Though the "two income trap" affects women somewhat more than men the authors show an appealing sympathy for the poor guys in the equation. They emphasize that most men do fulfill their child support obligations. Divorced men are seldom a whole lot better off than the wives who (for the most part) make the choice to leave them. The answer is not to squeeze more money out of the missing dads but to keep families from getting into trouble in the first place.

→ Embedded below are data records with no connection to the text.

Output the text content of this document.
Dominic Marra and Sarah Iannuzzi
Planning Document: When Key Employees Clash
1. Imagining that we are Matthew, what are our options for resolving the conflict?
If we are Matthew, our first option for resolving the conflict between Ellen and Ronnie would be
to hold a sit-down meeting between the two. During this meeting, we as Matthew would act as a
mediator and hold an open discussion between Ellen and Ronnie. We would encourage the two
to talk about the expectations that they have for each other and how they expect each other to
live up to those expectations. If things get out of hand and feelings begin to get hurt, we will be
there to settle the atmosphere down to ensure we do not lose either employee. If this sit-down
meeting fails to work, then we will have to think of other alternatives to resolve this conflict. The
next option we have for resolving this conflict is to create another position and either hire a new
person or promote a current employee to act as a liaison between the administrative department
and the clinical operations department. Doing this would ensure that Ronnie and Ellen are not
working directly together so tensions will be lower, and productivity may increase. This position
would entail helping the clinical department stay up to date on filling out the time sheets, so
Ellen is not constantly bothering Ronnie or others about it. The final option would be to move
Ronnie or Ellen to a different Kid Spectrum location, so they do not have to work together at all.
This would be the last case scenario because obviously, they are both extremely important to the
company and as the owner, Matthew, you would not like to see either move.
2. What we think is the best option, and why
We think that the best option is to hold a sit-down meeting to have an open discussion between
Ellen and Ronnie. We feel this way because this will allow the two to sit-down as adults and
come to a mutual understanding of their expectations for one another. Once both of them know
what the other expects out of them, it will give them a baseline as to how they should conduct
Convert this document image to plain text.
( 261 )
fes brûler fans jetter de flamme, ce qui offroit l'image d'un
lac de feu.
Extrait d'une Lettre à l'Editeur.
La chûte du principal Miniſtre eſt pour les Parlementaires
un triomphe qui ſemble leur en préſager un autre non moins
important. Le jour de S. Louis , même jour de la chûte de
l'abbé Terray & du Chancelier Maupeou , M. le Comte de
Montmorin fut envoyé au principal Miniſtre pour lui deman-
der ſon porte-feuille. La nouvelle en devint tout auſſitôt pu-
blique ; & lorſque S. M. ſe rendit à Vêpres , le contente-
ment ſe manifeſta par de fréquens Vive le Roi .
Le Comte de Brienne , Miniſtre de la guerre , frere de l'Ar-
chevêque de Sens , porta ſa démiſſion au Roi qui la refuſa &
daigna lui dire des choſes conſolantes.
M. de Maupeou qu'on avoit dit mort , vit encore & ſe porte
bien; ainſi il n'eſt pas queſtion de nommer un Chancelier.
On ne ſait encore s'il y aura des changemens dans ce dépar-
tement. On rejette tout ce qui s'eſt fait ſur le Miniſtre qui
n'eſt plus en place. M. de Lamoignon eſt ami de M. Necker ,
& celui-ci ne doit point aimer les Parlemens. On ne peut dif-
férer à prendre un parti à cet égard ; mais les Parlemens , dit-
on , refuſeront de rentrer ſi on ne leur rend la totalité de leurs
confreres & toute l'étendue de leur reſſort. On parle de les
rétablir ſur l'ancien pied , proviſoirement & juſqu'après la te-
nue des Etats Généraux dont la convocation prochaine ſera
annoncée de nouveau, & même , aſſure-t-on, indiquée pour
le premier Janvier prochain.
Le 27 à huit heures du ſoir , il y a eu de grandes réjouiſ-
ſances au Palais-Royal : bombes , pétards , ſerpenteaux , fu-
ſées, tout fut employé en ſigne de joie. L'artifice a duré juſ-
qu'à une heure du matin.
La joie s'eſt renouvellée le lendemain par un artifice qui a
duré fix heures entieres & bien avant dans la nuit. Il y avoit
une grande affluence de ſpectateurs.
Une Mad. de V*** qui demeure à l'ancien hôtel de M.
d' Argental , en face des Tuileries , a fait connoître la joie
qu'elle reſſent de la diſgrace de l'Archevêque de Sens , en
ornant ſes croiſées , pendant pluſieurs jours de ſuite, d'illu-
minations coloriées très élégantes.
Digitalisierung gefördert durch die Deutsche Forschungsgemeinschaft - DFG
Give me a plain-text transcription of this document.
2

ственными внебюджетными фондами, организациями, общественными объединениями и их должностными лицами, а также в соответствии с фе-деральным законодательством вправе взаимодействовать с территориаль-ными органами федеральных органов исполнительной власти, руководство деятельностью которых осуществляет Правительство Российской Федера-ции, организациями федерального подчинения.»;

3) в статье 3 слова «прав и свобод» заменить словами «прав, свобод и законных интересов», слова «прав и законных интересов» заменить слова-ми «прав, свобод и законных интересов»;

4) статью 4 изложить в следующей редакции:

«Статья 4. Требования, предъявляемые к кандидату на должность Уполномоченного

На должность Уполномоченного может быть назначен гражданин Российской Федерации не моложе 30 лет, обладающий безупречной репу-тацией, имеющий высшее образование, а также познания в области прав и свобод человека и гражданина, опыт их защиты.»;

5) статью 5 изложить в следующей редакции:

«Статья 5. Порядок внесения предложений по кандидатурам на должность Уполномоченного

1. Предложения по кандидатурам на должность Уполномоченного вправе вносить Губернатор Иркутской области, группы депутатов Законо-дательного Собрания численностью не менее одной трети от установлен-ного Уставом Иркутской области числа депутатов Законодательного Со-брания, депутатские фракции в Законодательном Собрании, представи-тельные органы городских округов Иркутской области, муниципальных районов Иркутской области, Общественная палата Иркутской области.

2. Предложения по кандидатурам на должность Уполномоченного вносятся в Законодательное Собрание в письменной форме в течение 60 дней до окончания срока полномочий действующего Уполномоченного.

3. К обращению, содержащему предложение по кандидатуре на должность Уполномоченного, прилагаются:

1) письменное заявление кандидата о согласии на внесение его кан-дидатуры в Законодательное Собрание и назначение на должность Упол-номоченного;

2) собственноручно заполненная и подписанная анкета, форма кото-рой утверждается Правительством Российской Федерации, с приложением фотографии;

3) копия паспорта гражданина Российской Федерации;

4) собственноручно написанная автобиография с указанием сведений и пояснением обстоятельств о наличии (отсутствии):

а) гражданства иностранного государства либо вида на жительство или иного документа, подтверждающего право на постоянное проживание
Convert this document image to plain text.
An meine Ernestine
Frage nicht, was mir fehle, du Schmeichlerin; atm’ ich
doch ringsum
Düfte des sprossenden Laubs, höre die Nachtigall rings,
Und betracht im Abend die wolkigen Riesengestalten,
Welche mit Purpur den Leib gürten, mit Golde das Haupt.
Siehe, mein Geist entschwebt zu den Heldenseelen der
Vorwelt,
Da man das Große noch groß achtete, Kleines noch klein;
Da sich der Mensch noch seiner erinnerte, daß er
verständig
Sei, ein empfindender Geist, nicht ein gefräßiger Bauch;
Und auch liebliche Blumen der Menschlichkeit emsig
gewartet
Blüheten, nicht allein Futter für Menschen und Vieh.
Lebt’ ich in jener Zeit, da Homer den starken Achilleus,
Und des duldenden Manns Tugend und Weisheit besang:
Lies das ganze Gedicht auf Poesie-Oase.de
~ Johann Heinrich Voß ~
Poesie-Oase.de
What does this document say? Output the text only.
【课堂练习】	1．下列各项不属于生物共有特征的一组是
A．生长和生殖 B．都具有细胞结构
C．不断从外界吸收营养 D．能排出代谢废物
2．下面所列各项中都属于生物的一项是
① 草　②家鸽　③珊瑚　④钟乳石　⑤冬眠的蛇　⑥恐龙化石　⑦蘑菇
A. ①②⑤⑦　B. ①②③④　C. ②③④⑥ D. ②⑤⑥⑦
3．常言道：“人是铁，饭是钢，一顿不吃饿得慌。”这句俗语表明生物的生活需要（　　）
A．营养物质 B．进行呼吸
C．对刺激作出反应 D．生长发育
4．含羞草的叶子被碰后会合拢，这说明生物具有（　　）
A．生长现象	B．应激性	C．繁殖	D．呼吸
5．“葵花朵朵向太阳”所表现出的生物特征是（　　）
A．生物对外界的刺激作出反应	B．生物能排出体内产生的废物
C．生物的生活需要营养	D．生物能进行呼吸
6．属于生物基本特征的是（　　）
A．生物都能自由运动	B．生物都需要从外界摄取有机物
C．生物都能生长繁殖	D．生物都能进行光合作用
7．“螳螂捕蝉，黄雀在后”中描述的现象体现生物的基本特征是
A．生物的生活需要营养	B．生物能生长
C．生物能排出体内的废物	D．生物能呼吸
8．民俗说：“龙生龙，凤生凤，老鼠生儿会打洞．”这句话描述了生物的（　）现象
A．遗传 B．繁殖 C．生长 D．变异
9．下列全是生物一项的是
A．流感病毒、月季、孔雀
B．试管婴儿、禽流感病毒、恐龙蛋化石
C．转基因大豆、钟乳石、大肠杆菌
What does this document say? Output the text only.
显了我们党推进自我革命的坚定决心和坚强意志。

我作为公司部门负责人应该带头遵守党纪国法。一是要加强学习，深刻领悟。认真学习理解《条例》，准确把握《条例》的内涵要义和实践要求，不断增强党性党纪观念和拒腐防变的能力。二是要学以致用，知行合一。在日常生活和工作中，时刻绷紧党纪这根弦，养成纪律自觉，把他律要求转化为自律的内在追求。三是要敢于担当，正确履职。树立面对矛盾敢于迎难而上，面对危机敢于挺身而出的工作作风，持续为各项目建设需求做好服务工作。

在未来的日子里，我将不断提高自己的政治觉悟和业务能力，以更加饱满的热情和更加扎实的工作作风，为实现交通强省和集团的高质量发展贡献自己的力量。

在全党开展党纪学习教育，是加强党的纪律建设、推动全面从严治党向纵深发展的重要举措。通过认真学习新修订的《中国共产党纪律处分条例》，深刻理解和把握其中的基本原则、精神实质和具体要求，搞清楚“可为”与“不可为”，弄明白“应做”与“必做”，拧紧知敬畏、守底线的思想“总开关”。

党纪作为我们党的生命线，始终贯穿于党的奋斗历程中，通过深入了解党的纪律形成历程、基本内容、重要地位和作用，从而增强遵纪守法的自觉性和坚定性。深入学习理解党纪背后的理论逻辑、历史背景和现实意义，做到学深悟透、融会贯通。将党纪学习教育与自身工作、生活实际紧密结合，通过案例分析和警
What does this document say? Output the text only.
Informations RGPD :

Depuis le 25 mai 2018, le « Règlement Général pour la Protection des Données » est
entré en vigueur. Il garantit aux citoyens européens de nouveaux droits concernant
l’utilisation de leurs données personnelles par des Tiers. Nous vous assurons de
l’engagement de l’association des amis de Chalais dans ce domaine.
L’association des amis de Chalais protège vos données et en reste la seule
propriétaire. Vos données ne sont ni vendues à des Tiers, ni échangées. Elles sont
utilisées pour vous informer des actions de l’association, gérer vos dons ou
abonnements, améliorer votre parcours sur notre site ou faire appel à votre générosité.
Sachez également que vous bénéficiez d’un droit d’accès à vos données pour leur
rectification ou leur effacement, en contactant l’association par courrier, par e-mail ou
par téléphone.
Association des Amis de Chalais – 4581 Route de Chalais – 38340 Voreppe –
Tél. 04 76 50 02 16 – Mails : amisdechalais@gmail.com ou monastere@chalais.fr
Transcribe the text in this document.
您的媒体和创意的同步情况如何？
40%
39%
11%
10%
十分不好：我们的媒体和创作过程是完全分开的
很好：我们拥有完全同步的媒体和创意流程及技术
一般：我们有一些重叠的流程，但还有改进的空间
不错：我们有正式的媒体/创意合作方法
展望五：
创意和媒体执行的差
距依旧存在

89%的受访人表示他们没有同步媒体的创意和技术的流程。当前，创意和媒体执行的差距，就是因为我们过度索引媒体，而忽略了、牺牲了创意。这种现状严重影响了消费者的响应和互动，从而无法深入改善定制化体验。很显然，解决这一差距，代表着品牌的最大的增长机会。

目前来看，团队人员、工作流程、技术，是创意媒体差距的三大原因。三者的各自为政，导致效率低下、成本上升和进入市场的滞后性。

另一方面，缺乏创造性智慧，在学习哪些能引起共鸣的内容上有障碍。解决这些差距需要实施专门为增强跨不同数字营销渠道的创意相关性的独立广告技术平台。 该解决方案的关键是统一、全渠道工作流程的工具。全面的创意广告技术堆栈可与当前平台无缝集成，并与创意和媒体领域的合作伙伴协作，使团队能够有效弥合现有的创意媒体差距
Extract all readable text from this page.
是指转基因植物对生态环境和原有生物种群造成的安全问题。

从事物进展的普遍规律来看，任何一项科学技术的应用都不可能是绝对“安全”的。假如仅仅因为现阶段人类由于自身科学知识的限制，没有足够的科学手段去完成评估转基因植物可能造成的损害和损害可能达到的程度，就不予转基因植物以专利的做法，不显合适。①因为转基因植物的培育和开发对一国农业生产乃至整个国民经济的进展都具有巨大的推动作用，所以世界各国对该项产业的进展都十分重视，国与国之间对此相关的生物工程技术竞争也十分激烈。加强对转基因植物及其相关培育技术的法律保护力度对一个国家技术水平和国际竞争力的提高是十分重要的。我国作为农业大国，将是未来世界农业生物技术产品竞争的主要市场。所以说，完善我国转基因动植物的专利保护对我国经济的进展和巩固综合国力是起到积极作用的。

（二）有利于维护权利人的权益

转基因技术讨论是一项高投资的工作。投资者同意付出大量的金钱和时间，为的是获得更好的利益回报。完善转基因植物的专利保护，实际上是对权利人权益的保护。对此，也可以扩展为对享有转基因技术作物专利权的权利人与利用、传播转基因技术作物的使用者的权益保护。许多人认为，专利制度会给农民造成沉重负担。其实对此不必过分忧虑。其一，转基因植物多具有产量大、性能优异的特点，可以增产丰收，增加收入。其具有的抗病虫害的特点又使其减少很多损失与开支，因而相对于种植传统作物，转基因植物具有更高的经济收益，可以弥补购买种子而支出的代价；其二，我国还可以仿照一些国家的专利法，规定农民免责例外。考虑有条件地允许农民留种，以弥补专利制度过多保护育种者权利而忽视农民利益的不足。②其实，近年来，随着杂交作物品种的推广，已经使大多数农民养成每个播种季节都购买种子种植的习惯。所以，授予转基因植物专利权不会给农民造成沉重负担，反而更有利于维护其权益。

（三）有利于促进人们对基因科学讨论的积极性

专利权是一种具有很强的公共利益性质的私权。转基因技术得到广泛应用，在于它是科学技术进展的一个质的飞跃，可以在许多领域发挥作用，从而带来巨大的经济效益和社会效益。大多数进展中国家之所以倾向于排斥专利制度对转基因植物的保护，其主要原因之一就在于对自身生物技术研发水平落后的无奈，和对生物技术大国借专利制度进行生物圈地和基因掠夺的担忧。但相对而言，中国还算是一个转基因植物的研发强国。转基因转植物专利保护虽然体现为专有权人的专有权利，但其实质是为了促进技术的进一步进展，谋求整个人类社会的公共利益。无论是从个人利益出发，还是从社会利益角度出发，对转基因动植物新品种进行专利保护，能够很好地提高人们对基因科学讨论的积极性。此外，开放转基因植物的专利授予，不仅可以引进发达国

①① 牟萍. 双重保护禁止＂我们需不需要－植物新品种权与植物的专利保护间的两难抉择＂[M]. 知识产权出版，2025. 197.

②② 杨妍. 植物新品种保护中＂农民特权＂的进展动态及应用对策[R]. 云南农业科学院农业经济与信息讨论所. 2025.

The search for good schooling is the most significant factor driving families to overcommit themselves financially. This ties directly to the question of why public schools are failing. In my view the courts' and government's fingerprints are all over this mess. It is a classic case of elites in Washington, whose own kids are not affected because they go to private schools, attempting to eliminate longstanding and yet little understood problems they perceive in society by mandating solutions from above. Solutions imposed on schools have involved using busing to disrupt the integrity of neighborhood schools, imposing sex education, removing any mention of religion, Title IX rearrangement of boys' and girls' athletics, imposition of standardized testing, homogenizing textbooks into a bland pap offensive to nobody. Bottom line, nowhere are public schools what they used to be, and parents are involved in a spending war trying to find the closest remaining approximations by buying into the right neighborhoods. Other reviewers have suggested home schooling and private schools as an alternate remedy. Washington D.C. leads the way. Washington D.C. doesn't have much of a middle class, but such as there is mostly sends its kids to private school. Home schooling is burgeoning in Washington's suburbs, especially among African Americans.
I'll close with a minor point of disagreement. The authors go out of their way to exculpate two-income families from the crime of consumerism. Nah. Those SUVs, bass boats, kitchen makeovers and the like are not essential. All kinds of people succumb to the unrelenting pressure of advertising and the search for status. How many dads show up with a new Mercedes or Miata a few months before the family breaks up? America today defines itself by what it consumes. It is unrealistic to assume that people's habits will change, that we will return to the thrifty habits of our grandparents, but many of the "Two Income Trap" problems would disappear if we recaptured their frugality, their sense of community, and perhaps their commitment to the institution of marriage.
The cliche about Capitol Hill staffers is"They come to do good and stay to do well"
Young, eager and idealistic they arrive on the Hill and after so many years they transition to the lobbying corps to make more $$$$$.
It is a shame about the removal of reviews. Why spend energy reviewing a book in detail if some kid comes along ten years late, working for Amazon, and Poof! pushes a button and your thoughts disappear.
How about some permanence Mister Bezos?
Great article, unfortunate that I cannot crosspost as I don't publish anything and consequently have no followers.